It was not exactly “Sell in May and go away” for the Indian stocks during May 2013, as there was no broad-based selling in the market, although the gains in the benchmark Sensex were restricted to just 25 points.
While macroeconomic trends and weak global cues pulled the markets down on many occasions during the month, some kind of cushion came from better corporate earnings and continuing foreign fund flows.
As a result, domestic markets this year managed to buck the trend of a downfall for three consecutive years in the month of May.
The Sensex gained 24.53 points to 19,760.30 in May 2013 compared to over 6 per cent drop in May 2012. In 2010 and 2011, Sensex fell around 2.5 per cent in May.
“Domestic markets saw positive trend last month owing to strong global markets. Also, foreign fund inflows supported the positive domestic market trend,” said Ashika Stock Brokers, Research Head, Paras Bothra.
Overseas investors have poured in over Rs 22,000 crore (about $4 billion) in the Indian stock market in May 2013.

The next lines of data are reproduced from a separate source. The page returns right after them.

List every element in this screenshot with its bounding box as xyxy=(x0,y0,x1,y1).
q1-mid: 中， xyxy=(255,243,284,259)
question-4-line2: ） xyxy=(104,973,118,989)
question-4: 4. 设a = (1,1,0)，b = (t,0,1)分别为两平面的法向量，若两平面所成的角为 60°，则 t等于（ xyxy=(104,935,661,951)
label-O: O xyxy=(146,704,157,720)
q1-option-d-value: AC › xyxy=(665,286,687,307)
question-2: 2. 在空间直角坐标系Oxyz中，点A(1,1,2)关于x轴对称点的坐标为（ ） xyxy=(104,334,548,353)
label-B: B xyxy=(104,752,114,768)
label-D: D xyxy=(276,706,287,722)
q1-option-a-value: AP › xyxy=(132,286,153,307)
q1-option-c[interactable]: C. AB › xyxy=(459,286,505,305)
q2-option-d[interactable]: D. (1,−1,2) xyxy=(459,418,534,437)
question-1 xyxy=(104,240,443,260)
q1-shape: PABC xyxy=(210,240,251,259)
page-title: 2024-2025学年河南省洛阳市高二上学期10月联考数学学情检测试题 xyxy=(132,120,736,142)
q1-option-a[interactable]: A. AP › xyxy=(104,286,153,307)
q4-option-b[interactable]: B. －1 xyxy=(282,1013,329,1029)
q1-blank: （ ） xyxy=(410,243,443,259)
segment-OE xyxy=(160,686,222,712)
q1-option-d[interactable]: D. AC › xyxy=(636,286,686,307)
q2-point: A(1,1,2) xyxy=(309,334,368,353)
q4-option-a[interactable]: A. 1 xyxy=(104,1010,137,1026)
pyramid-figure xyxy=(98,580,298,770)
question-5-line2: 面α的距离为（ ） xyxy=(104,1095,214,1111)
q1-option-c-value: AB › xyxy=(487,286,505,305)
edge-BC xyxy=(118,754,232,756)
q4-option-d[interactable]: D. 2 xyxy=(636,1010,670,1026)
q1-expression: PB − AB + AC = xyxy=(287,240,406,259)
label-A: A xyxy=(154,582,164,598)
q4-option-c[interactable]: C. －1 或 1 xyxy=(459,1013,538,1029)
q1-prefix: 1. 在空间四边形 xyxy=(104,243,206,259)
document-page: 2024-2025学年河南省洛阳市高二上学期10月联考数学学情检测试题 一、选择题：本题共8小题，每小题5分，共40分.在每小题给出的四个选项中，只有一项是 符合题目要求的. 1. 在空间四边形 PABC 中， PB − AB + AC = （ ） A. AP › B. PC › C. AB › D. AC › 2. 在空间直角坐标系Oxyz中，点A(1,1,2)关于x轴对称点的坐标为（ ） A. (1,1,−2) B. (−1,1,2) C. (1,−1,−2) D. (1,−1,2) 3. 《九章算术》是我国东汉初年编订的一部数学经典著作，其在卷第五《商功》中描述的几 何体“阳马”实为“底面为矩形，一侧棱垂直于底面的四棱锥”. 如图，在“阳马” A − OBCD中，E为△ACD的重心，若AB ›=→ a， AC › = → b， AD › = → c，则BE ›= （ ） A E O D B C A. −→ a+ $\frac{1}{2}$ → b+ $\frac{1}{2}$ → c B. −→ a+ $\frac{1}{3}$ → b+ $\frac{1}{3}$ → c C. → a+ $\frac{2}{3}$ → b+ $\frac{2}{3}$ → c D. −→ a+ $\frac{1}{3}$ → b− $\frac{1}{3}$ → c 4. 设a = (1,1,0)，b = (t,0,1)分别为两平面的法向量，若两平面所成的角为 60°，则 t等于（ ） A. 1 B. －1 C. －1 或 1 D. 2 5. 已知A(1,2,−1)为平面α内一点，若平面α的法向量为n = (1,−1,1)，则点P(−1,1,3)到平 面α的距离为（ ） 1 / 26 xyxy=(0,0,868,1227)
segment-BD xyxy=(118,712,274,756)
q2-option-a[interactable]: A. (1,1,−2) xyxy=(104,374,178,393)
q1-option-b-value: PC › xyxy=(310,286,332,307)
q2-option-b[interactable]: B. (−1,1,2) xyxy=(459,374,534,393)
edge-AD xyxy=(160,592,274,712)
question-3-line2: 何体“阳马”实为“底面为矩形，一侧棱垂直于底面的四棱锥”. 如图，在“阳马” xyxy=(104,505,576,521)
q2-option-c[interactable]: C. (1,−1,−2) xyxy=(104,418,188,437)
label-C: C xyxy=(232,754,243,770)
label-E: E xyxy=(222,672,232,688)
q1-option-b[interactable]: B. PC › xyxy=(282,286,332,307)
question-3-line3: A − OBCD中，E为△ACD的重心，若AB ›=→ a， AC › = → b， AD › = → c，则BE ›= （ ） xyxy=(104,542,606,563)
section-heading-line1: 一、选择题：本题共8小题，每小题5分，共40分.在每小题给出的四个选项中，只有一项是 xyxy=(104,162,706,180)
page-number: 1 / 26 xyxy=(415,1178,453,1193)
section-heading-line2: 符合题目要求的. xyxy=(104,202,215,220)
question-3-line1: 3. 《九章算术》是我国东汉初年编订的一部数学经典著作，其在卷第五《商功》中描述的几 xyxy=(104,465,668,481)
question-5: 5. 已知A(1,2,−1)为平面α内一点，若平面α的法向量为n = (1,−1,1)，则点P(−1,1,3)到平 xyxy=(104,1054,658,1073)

Foreign institutional investors (FIIs) were gross buyers of shares worth Rs 74,469 crore, while they sold equities amounting to Rs 52,300 crore, translating into a net inflow of Rs 22,168 crore ($4.04 billion) in May, as per SEBI data.
“Markets saw upmove in the month of May amid good overseas investment in Indian equities, better fourth quarter earnings, interest rate cut and deceleration in inflation,” said Gajendra Nagpal, CEO, Unicon Financial Solutions.
RBI had on May 3 cut the key interest rate by 0.25 per cent to 7.25 per cent. Inflation fell to over three year low of 4.89 per cent in April. These positive cues also helped, said experts.
In previous years, May has been mostly bad for the stock markets globally, but the Indian markets had seen mostly alternate gains and losses during May till 2009.
The “Sell in May and go away” strategy is that an investor who sells stock holdings in May and gets back into the equity market in November, avoiding the typically volatile May-October period, would be better off than an investor who stays in equities throughout the year.